Interpretive Summary: A complex interaction between the malaria parasite and the mosquito determines parasite transmission. This study describes the molecules that allow the mosquito to fight subsequent parasite infections. These molecules are produced by the mosquito gut upon blood meal, bacterial exposure and parasite infection. Release of these molecules attract mosquito immune cells to the site of infection and leads to the production of antiparasitic compounds that are detrimental to the malaria parasite. These results provides new knowledge in our understanding of how the mosquito fights the malaria parasite infection.
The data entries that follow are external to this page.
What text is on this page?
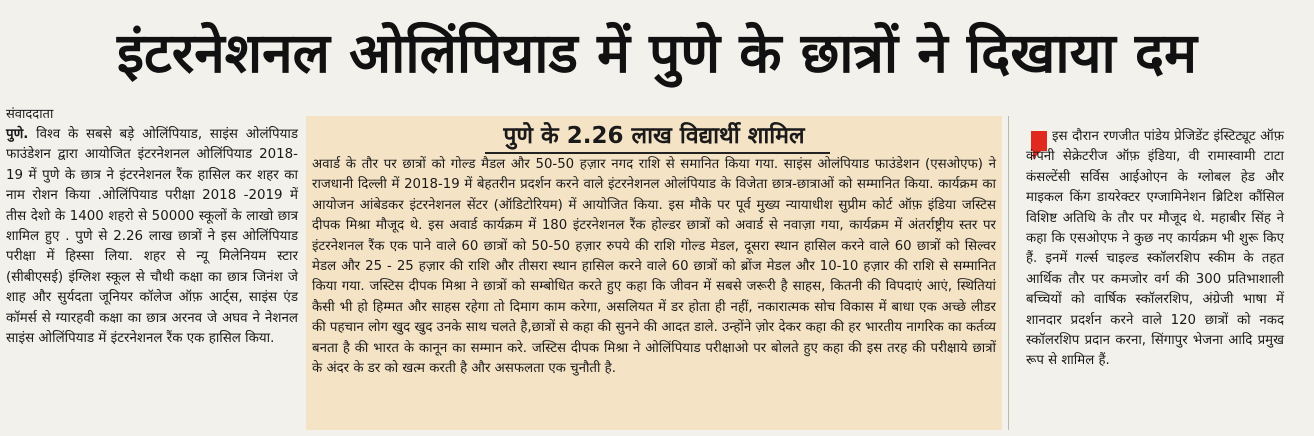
इंटरनेशनल ओलिंपियाड में पुणे के छात्रों ने दिखाया दम
संवाददाता
पुणे. विश्व के सबसे बड़े ओलिंपियाड, साइंस ओलंपियाड फाउंडेशन द्वारा आयोजित इंटरनेशनल ओलिंपियाड 2018-19 में पुणे के छात्र ने इंटरनेशनल रैंक हासिल कर शहर का नाम रोशन किया .ओलिंपियाड परीक्षा 2018 -2019 में तीस देशो के 1400 शहरो से 50000 स्कूलों के लाखो छात्र शामिल हुए . पुणे से 2.26 लाख छात्रों ने इस ओलिंपियाड परीक्षा में हिस्सा लिया. शहर से न्यू मिलेनियम स्टार (सीबीएसई) इंग्लिश स्कूल से चौथी कक्षा का छात्र जिनंश जे शाह और सुर्यदता जूनियर कॉलेज ऑफ़ आर्ट्स, साइंस एंड कॉमर्स से ग्यारहवी कक्षा का छात्र अरनव जे अघव ने नेशनल साइंस ओलिंपियाड में इंटरनेशनल रैंक एक हासिल किया.
पुणे के 2.26 लाख विद्यार्थी शामिल
अवार्ड के तौर पर छात्रों को गोल्ड मैडल और 50-50 हज़ार नगद राशि से समानित किया गया. साइंस ओलंपियाड फाउंडेशन (एसओएफ) ने राजधानी दिल्ली में 2018-19 में बेहतरीन प्रदर्शन करने वाले इंटरनेशनल ओलंपियाड के विजेता छात्र-छात्राओं को सम्मानित किया. कार्यक्रम का आयोजन आंबेडकर इंटरनेशनल सेंटर (ऑडिटोरियम) में आयोजित किया. इस मौके पर पूर्व मुख्य न्यायाधीश सुप्रीम कोर्ट ऑफ़ इंडिया जस्टिस दीपक मिश्रा मौजूद थे. इस अवार्ड कार्यक्रम में 180 इंटरनेशनल रैंक होल्डर छात्रों को अवार्ड से नवाज़ा गया, कार्यक्रम में अंतर्राष्ट्रीय स्तर पर इंटरनेशनल रैंक एक पाने वाले 60 छात्रों को 50-50 हज़ार रुपये की राशि गोल्ड मेडल, दूसरा स्थान हासिल करने वाले 60 छात्रों को सिल्वर मेडल और 25 - 25 हज़ार की राशि और तीसरा स्थान हासिल करने वाले 60 छात्रों को ब्रोंज मेडल और 10-10 हज़ार की राशि से सम्मानित किया गया. जस्टिस दीपक मिश्रा ने छात्रों को सम्बोधित करते हुए कहा कि जीवन में सबसे जरूरी है साहस, कितनी की विपदाएं आएं, स्थितियां कैसी भी हो हिम्मत और साहस रहेगा तो दिमाग काम करेगा, असलियत में डर होता ही नहीं, नकारात्मक सोच विकास में बाधा एक अच्छे लीडर की पहचान लोग खुद खुद उनके साथ चलते है,छात्रों से कहा की सुनने की आदत डाले. उन्होंने ज़ोर देकर कहा की हर भारतीय नागरिक का कर्तव्य बनता है की भारत के कानून का सम्मान करे. जस्टिस दीपक मिश्रा ने ओलिंपियाड परीक्षाओ पर बोलते हुए कहा की इस तरह की परीक्षाये छात्रों के अंदर के डर को खत्म करती है और असफलता एक चुनौती है.
इस दौरान रणजीत पांडेय प्रेजिडेंट इंस्टिट्यूट ऑफ़ कंपनी सेक्रेटरीज ऑफ़ इंडिया, वी रामास्वामी टाटा कंसल्टेंसी सर्विस आईओएन के ग्लोबल हेड और माइकल किंग डायरेक्टर एग्जामिनेशन ब्रिटिश कौंसिल विशिष्ट अतिथि के तौर पर मौजूद थे. महाबीर सिंह ने कहा कि एसओएफ ने कुछ नए कार्यक्रम भी शुरू किए हैं. इनमें गर्ल्स चाइल्ड स्कॉलरशिप स्कीम के तहत आर्थिक तौर पर कमजोर वर्ग की 300 प्रतिभाशाली बच्चियों को वार्षिक स्कॉलरशिप, अंग्रेजी भाषा में शानदार प्रदर्शन करने वाले 120 छात्रों को नकद स्कॉलरशिप प्रदान करना, सिंगापुर भेजना आदि प्रमुख रूप से शामिल हैं.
Technical Abstract: Anopheles gambiae mosquitoes that have been infected with Plasmodium mount a more effective immune response to a subsequent infection. The priming response is established when Plasmodium invasion of the mosquito midgut allows contact of the gut microbiota with epithelial cells. This is followed by a constitutive systemic release of a hemocyte differentiation factor (HDF) consisting of Lipoxin A4 bound to Evokin, a lipocalin carrier, that increases the proportion of circulating hemocytes. The signal(s) released by the midgut that induce systemic HDF production were unknown. Here, we show that mosquito midgut cells produce and release prostaglandin E2 (PGE2) when they come in contact with the gut microbiota or the immune elicitors they release. PG midgut release attracts hemocytes to the mosquito midgut surface and enhances their patrolling activity. Midgut PGE2 also primed the mosquito immune system and enhanced antiplasmodial immunity by triggering HDF release. Two heme-peroxidases, HPX7 and HPX8, that are essential for PG synthesis and to establish immune priming were identified. Together, our findings suggest that, in insects, heme peroxidases catalyze the initial steps in PG synthesis, and indicate that PGE2 release by midgut epithelial cells elicits a chemotactic response that attracts hemocytes and is essential for the establishment of immune priming.